You may recall a couple blog posts I wrote earlier in the year describing my expectations for U.S. indices. I described the January Effect, a way of predicting where U.S. indices will be valued at year’s end using closing values for January. To read exactly how the January Effect works, see the January, 30 2012 link below.
“…my prediction places the stock market up at the conclusion of 2012 as money flows into the U.S. However, it will not be pretty for the U.S. if Europe’s economy incurs major volatility. The resulting swings, as they would affect us traders, would be of great magnitude.”
“…the last day of trading in January 2012 closed higher as compared to the opening price on January 3, 2012. This gives us a strong indication that 2012 will end higher (in December) as a bullish year because of January’s activity.”
If you listen to the news media, you will most likely hear people saying that indices will head lower by year’s end – the complete opposite. These announcers and affiliated data analysts are most likely not using price data for their models. By following their statements, you would have missed the opportunities the January Effect has awarded us so far!

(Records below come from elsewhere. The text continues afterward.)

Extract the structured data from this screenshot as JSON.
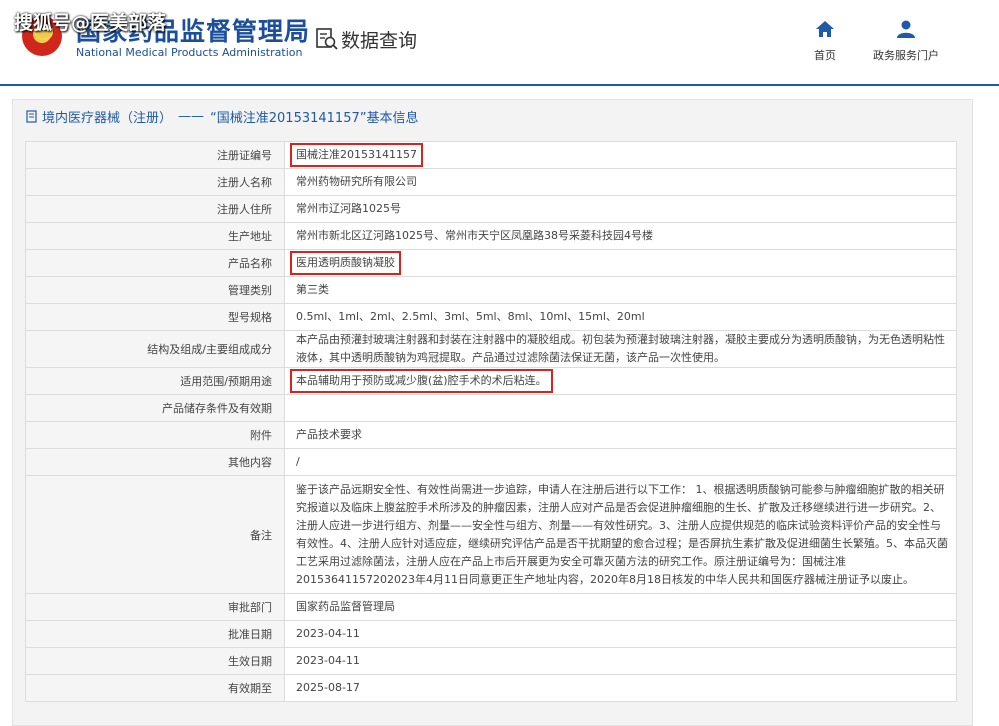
{
  "watermark": "搜狐号@医美部落",
  "header": {
    "logo_cn": "国家药品监督管理局",
    "logo_en": "National Medical Products Administration",
    "search_label": "数据查询",
    "nav": [
      {
        "label": "首页",
        "icon": "home-icon"
      },
      {
        "label": "政务服务门户",
        "icon": "user-icon"
      }
    ]
  },
  "panel": {
    "title_prefix": "境内医疗器械（注册）",
    "title_sep": "——",
    "title_main": "“国械注准20153141157”基本信息"
  },
  "rows": [
    {
      "label": "注册证编号",
      "value": "国械注准20153141157"
    },
    {
      "label": "注册人名称",
      "value": "常州药物研究所有限公司"
    },
    {
      "label": "注册人住所",
      "value": "常州市辽河路1025号"
    },
    {
      "label": "生产地址",
      "value": "常州市新北区辽河路1025号、常州市天宁区凤凰路38号采菱科技园4号楼"
    },
    {
      "label": "产品名称",
      "value": "医用透明质酸钠凝胶"
    },
    {
      "label": "管理类别",
      "value": "第三类"
    },
    {
      "label": "型号规格",
      "value": "0.5ml、1ml、2ml、2.5ml、3ml、5ml、8ml、10ml、15ml、20ml"
    },
    {
      "label": "结构及组成/主要组成成分",
      "value": "本产品由预灌封玻璃注射器和封装在注射器中的凝胶组成。初包装为预灌封玻璃注射器，凝胶主要成分为透明质酸钠，为无色透明粘性液体，其中透明质酸钠为鸡冠提取。产品通过过滤除菌法保证无菌，该产品一次性使用。"
    },
    {
      "label": "适用范围/预期用途",
      "value": "本品辅助用于预防或减少腹(盆)腔手术的术后粘连。"
    },
    {
      "label": "产品储存条件及有效期",
      "value": ""
    },
    {
      "label": "附件",
      "value": "产品技术要求"
    },
    {
      "label": "其他内容",
      "value": "/"
    },
    {
      "label": "备注",
      "value": "鉴于该产品远期安全性、有效性尚需进一步追踪，申请人在注册后进行以下工作： 1、根据透明质酸钠可能参与肿瘤细胞扩散的相关研究报道以及临床上腹盆腔手术所涉及的肿瘤因素，注册人应对产品是否会促进肿瘤细胞的生长、扩散及迁移继续进行进一步研究。2、注册人应进一步进行组方、剂量——安全性与组方、剂量——有效性研究。3、注册人应提供规范的临床试验资料评价产品的安全性与有效性。4、注册人应针对适应症，继续研究评估产品是否干扰期望的愈合过程；是否屏抗生素扩散及促进细菌生长繁殖。5、本品灭菌工艺采用过滤除菌法，注册人应在产品上市后开展更为安全可靠灭菌方法的研究工作。原注册证编号为：国械注准20153641157202023年4月11日同意更正生产地址内容，2020年8月18日核发的中华人民共和国医疗器械注册证予以废止。"
    },
    {
      "label": "审批部门",
      "value": "国家药品监督管理局"
    },
    {
      "label": "批准日期",
      "value": "2023-04-11"
    },
    {
      "label": "生效日期",
      "value": "2023-04-11"
    },
    {
      "label": "有效期至",
      "value": "2025-08-17"
    }
  ],
  "colors": {
    "accent": "#1f5aa8",
    "highlight": "#d9231c"
  }
}
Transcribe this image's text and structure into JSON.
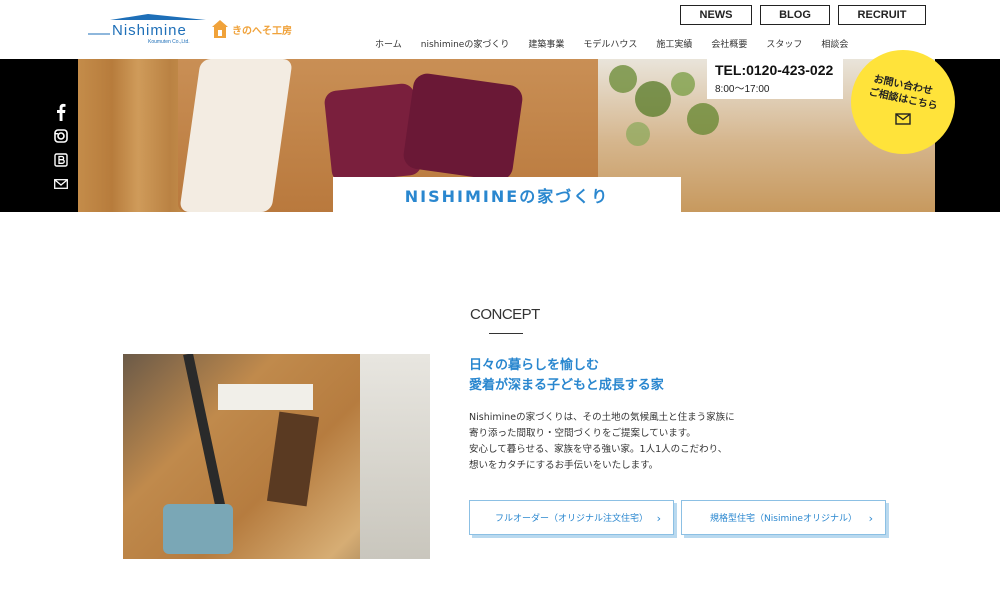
{
  "header": {
    "logo_text": "Nishimine",
    "logo_sub": "Koumuten Co.,Ltd.",
    "sister_logo_text": "きのへそ工房",
    "top_buttons": [
      "NEWS",
      "BLOG",
      "RECRUIT"
    ],
    "nav": [
      "ホーム",
      "nishimineの家づくり",
      "建築事業",
      "モデルハウス",
      "施工実績",
      "会社概要",
      "スタッフ",
      "相談会"
    ]
  },
  "hero": {
    "tel": "TEL:0120-423-022",
    "hours": "8:00～17:00",
    "contact_line1": "お問い合わせ",
    "contact_line2": "ご相談はこちら",
    "title": "NISHIMINEの家づくり"
  },
  "sns_icons": [
    "facebook-icon",
    "instagram-icon",
    "blog-icon",
    "mail-icon"
  ],
  "concept": {
    "label": "CONCEPT",
    "headline_1": "日々の暮らしを愉しむ",
    "headline_2": "愛着が深まる子どもと成長する家",
    "body_1": "Nishimineの家づくりは、その土地の気候風土と住まう家族に",
    "body_2": "寄り添った間取り・空間づくりをご提案しています。",
    "body_3": "安心して暮らせる、家族を守る強い家。1人1人のこだわり、",
    "body_4": "想いをカタチにするお手伝いをいたします。",
    "button_1": "フルオーダー（オリジナル注文住宅）",
    "button_2": "規格型住宅（Nisimineオリジナル）"
  },
  "colors": {
    "accent_blue": "#2a87cf",
    "contact_yellow": "#ffe33a",
    "sister_orange": "#f0a23a"
  }
}
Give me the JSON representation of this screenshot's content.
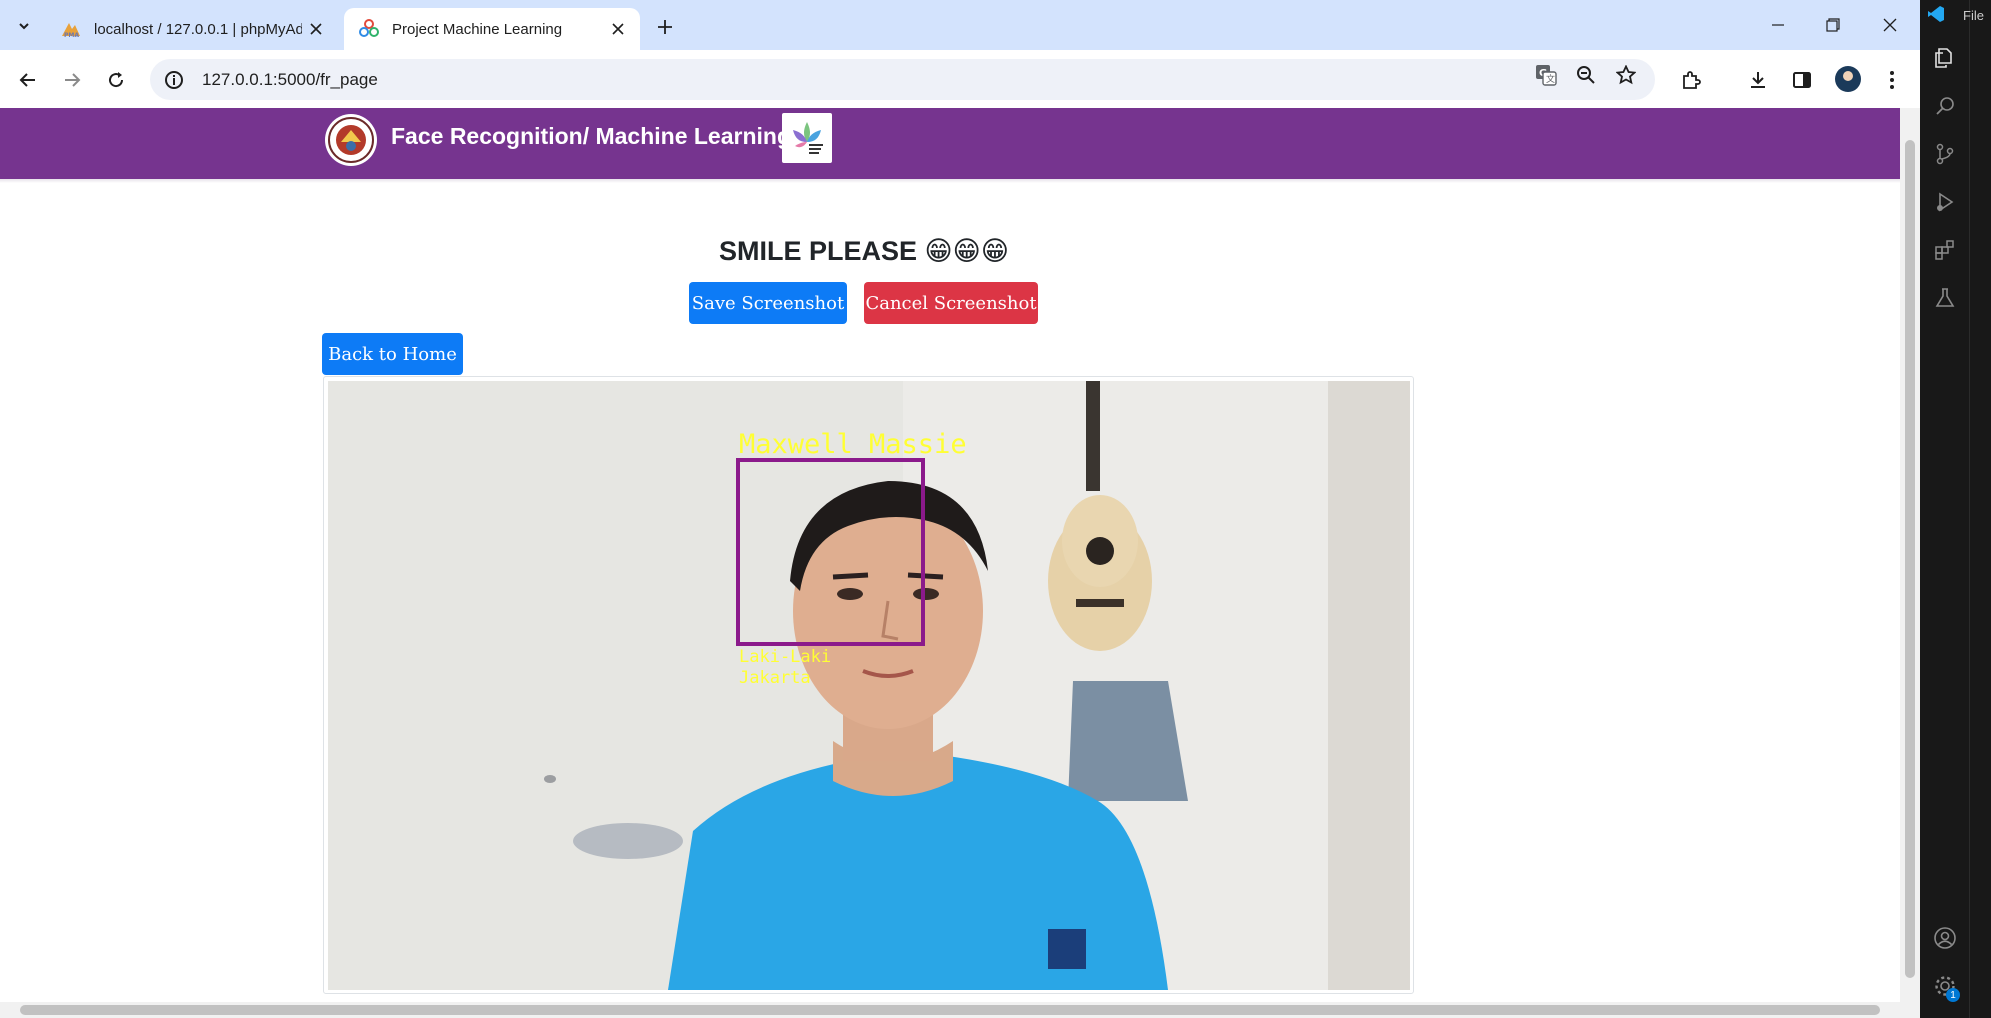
{
  "browser": {
    "tabs": [
      {
        "title": "localhost / 127.0.0.1 | phpMyAdmin",
        "favicon": "phpmyadmin-icon",
        "active": false
      },
      {
        "title": "Project Machine Learning",
        "favicon": "multicolor-flower-icon",
        "active": true
      }
    ],
    "url": "127.0.0.1:5000/fr_page"
  },
  "page": {
    "brand": "Face Recognition/ Machine Learning",
    "headline": "SMILE PLEASE 😁😁😁",
    "buttons": {
      "save": "Save Screenshot",
      "cancel": "Cancel Screenshot",
      "back": "Back to Home"
    },
    "detection": {
      "name": "Maxwell Massie",
      "gender": "Laki-Laki",
      "city": "Jakarta",
      "box_color": "#8b1a8b",
      "label_color": "#ffff33"
    }
  },
  "colors": {
    "navbar": "#76348f",
    "primary": "#0d7bf6",
    "danger": "#dc3545",
    "tabbar": "#d3e3fd"
  },
  "vscode": {
    "menu_label": "File"
  }
}
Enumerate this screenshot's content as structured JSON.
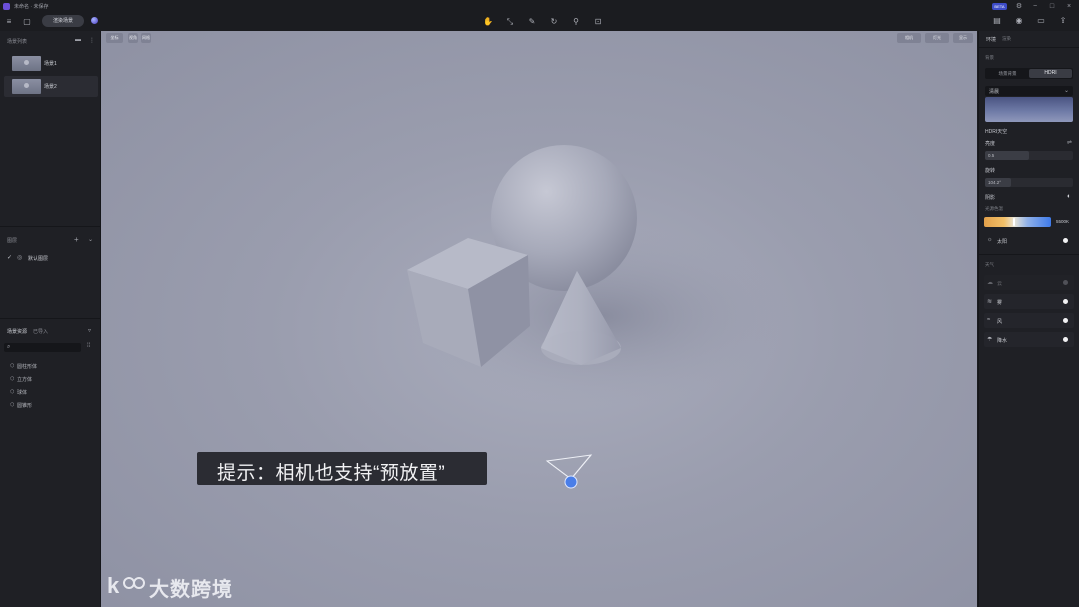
{
  "window": {
    "title": "未命名 · 未保存",
    "beta_badge": "BETA",
    "controls": [
      "−",
      "□",
      "×"
    ]
  },
  "toolbar": {
    "render_label": "渲染场景",
    "center_tools": [
      "select-tool-icon",
      "scale-tool-icon",
      "brush-tool-icon",
      "rotate-tool-icon",
      "physics-tool-icon",
      "frame-tool-icon"
    ],
    "right_tools": [
      "gallery-icon",
      "camera-icon",
      "video-icon",
      "export-icon"
    ]
  },
  "left_panel": {
    "scenes_header": "场景列表",
    "scenes": [
      {
        "label": "场景1"
      },
      {
        "label": "场景2"
      }
    ],
    "layers_header": "图层",
    "layers": [
      {
        "label": "默认图层"
      }
    ],
    "assets_tabs": [
      "场景资源",
      "已导入"
    ],
    "search_placeholder": "",
    "assets": [
      {
        "label": "圆柱形体"
      },
      {
        "label": "立方体"
      },
      {
        "label": "球体"
      },
      {
        "label": "圆锥形"
      }
    ]
  },
  "viewport": {
    "left_tools": [
      "坐标",
      "视角",
      "网格"
    ],
    "right_tools": [
      "相机",
      "灯光",
      "显示"
    ],
    "subtitle": "提示：相机也支持“预放置”",
    "watermark": "大数跨境"
  },
  "right_panel": {
    "tabs": [
      "环境",
      "渲染"
    ],
    "section_title": "背景",
    "bg_options": [
      "场景背景",
      "HDRI"
    ],
    "preset_label": "清晨",
    "group_label": "HDRI天空",
    "brightness_label": "亮度",
    "brightness_value": "0.5",
    "brightness_fraction": 0.5,
    "rotation_label": "旋转",
    "rotation_value": "104.2°",
    "rotation_fraction": 0.3,
    "shadow_label": "阴影",
    "temp_label": "光源色温",
    "temp_value": "5500K",
    "sun_label": "太阳",
    "weather_header": "天气",
    "weather": [
      {
        "label": "云",
        "icon": "cloud-icon",
        "disabled": true
      },
      {
        "label": "雾",
        "icon": "fog-icon"
      },
      {
        "label": "风",
        "icon": "wind-icon"
      },
      {
        "label": "降水",
        "icon": "rain-icon"
      }
    ]
  }
}
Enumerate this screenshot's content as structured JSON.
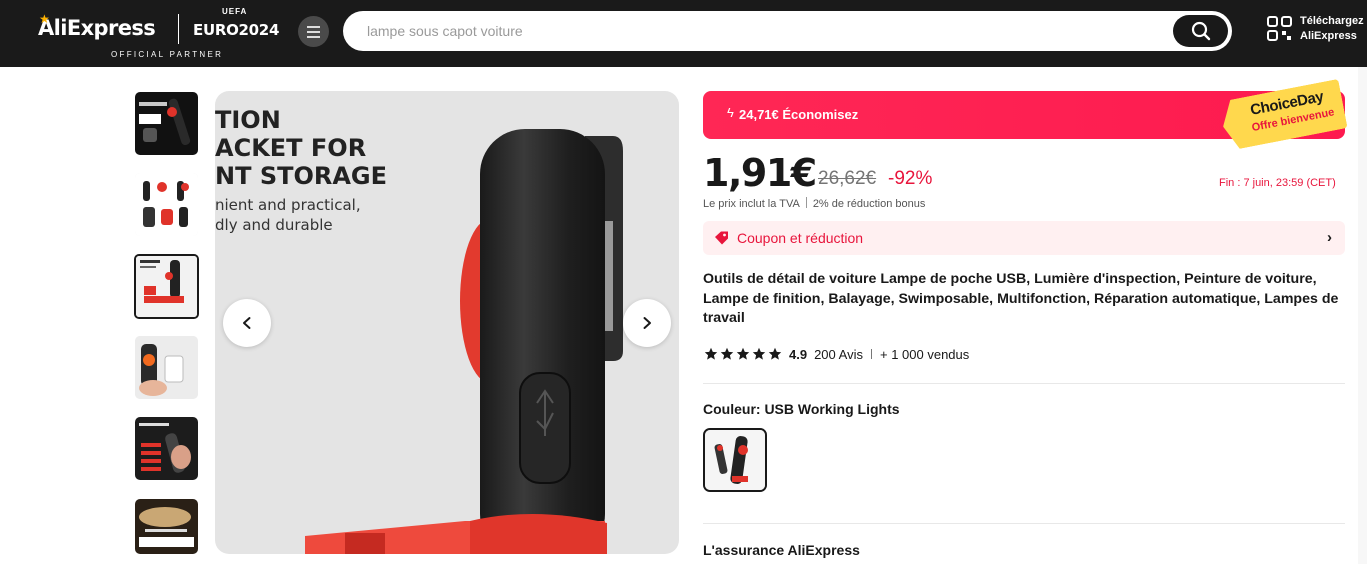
{
  "header": {
    "logo": "AliExpress",
    "logo_star": "★",
    "euro_top": "UEFA",
    "euro": "EURO2024",
    "partner": "OFFICIAL PARTNER",
    "search_placeholder": "lampe sous capot voiture",
    "download_line1": "Téléchargez",
    "download_line2": "AliExpress"
  },
  "gallery": {
    "main_text_line1": "TION",
    "main_text_line2": "ACKET FOR",
    "main_text_line3": "NT STORAGE",
    "main_text_line4": "nient and practical,",
    "main_text_line5": "dly and durable",
    "prev_icon": "chevron-left-icon",
    "next_icon": "chevron-right-icon"
  },
  "promo": {
    "savings": "24,71€ Économisez",
    "badge_title": "ChoiceDay",
    "badge_sub": "Offre bienvenue"
  },
  "price": {
    "current": "1,91€",
    "original": "26,62€",
    "discount": "-92%",
    "ends": "Fin : 7 juin, 23:59 (CET)",
    "vat_note": "Le prix inclut la TVA",
    "bonus_note": "2% de réduction bonus"
  },
  "coupon": {
    "label": "Coupon et réduction"
  },
  "product": {
    "title": "Outils de détail de voiture Lampe de poche USB, Lumière d'inspection, Peinture de voiture, Lampe de finition, Balayage, Swimposable, Multifonction, Réparation automatique, Lampes de travail",
    "rating": "4.9",
    "stars": 5,
    "reviews": "200 Avis",
    "sold": "+ 1 000 vendus",
    "color_label": "Couleur: USB Working Lights",
    "assurance": "L'assurance AliExpress"
  },
  "colors": {
    "brand_red": "#fd1a4f",
    "badge_yellow": "#ffd84d",
    "price_red": "#e8153c"
  }
}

Take a look at the E-Mini right now in August. Price is near 1400.
Back at the end of January, price was near 1298. See the chart below.
Simple math indicates the January Effect is correct so far and would have been profitable for long-term positions.
If you look back from January through March, you will see that price rallied. Right now, we are testing these highs. At present, any pullbacks that occur would be great buying opportunities, using the notion that higher highs are expected by the end of the year. Remember that the upcoming election will undoubtedly influence price greatly.